Com a presente acção, pretende o Autor que a Ré seja condenada a pagar-lhe uma indemnização por violação dos direitos de personalidade ao nome e à imagem.

A esta pretensão opôs a Ré incompetência internacional dos tribunais portugueses.

A competência internacional traduz-se na fracção do poder jurisdicional dos tribunais portugueses no seu conjunto em face dos tribunais estrangeiros, relativamente às causas que tiverem um qualquer elemento de conexão (substantiva ou adjectiva) com ordens jurídicas estrangeiras (cf. Ferreira de Almeida, Direito Processual Civil, I, 3ª edição, pag. 412).

A infração das regras de competência internacional determina a incompetência absoluta do tribunal, constituindo uma excepção dilatória que obsta ao conhecimento do mérito da causa, dando lugar à absolvição da instância (cfr. arts. 96º, 576º, nº2 e 577º, alínea a), do CPC).

Nos termos do artigo 37º, nº2 da Lei Orgânica do Sistema Judiciário, incumbe à lei de processo de fixar os factores de que depende a competência internacional dos tribunais portugueses, e é essa matéria que o art. 59º do Código de Processo Civil (CPC) regula sob a epígrafe Competência Internacional, dispõe:

“Sem prejuízo do que se encontra estabelecido em regulamentos europeus e em outros instrumentos internacionais, os tribunais portugueses são internacionalmente competentes quando se verifique algum dos elementos de conexão referidos nos artigos 62º e 63º ou quando as partes lhes tenham atribuído competência nos termos do artigo 94º.”

O Regulamento Europeu que rege a competência judiciária em matéria cível comercial é o Regulamento (EU) nº 1215/2012 do Parlamento Europeu e do Conselho, de 12 de Dezembro de 2012. Com excepção das acções previstas nos artigos 18º, nº1, 21º, nº2, 24º e 25º deste Regulamento, onde não se inclui a presente acção, é condição de aplicabilidade das regras nele contidas que o demandado tenha o seu domicílio num Estado-Membro.

Como a Ré tem a sua sede nos Estados Unidos da América o Regulamento não se aplica, mas sim o direito interno português, devendo atender-se ao artigo 62º do CPC, que enuncia os três critérios autónomos de atribuição da competência internacional:

“Os tribunais portugueses são internacionalmente competentes:

a) Quando a acção possa ser proposta no tribunal português segundo as regras de competência territorial estabelecidas na lei portuguesa;

b) Ter sido praticado em território português o facto que serve de causa de pedir na ação, ou algum dos factos que a integram;

c) Quando o direito invocado não possa tornar-se efectivo senão por meio de ação proposta em território português ou se verifique para o autor dificuldade apreciável na propositura da ação no estrangeiro, desde que entre o objecto do litígio e a ordem jurídica portuguesa haja um elemento ponderoso de conexão, pessoal ou real.”
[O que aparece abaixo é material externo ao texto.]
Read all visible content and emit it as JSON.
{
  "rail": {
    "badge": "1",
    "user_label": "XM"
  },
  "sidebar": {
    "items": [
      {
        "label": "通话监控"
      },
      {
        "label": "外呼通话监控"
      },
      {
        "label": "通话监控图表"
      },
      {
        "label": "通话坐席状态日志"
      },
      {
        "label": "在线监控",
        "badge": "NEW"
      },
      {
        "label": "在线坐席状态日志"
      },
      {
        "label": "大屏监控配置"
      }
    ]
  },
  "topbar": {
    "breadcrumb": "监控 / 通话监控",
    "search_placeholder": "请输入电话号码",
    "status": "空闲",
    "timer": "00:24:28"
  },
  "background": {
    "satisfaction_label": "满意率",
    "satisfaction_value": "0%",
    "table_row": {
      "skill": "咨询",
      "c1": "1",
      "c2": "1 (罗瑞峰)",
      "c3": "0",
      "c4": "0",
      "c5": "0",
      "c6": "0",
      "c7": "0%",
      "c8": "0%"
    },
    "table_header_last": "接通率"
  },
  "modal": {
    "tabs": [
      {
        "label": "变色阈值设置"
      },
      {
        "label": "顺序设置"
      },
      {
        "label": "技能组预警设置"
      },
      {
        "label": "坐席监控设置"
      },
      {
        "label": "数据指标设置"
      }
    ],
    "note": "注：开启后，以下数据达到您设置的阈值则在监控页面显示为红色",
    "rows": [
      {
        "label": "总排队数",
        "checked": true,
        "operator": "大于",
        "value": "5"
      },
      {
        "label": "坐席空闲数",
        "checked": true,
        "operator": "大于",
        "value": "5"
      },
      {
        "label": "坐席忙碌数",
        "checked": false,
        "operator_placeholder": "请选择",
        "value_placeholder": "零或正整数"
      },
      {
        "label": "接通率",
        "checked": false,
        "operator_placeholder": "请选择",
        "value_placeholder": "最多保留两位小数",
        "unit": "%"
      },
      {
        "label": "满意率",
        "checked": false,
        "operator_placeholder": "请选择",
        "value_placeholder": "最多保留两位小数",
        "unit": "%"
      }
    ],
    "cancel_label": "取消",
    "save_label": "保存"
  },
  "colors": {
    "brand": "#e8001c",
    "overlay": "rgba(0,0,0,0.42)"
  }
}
Correspondem tais critérios aos princípios da coincidência (alínea a), da causalidade (alínea b), e a da necessidade (alínea c).

No presente caso, estamos perante uma acção em que se pretende efectivar a responsabilidade civil extracontratual, por violação, por acto ilícito, de direitos de personalidade.

Sendo incontestável que a competência internacional dos tribunais portugueses deve ser aferida em função do pedido e da causa de pedir invocados pelo autor (cf. Ferreira de Almeida, obra e local citados), importa verificar o que neste particular foi alegado.

Invoca que a Ré, que tem sede nos Estados Unidos da América, utiliza sem a sua autorização, o seu nome e imagem nos jogos electrónicos que produz e comercializa, em todo o mundo, e assim também em Portugal, resultando dessa actuação a ofensa do direito ao nome e à imagem do Autor. O Autor tem nacionalidade portuguesa, é profissional de futebol, actualmente representa FC ... do ..., tendo jogado em Portugal, onde diz ter feito a sua formação, no CF União da ..., nos escalões jovens do Sport ... e representado a Selecção Nacional de Portugal, nos escalões sub-17 e sub-18.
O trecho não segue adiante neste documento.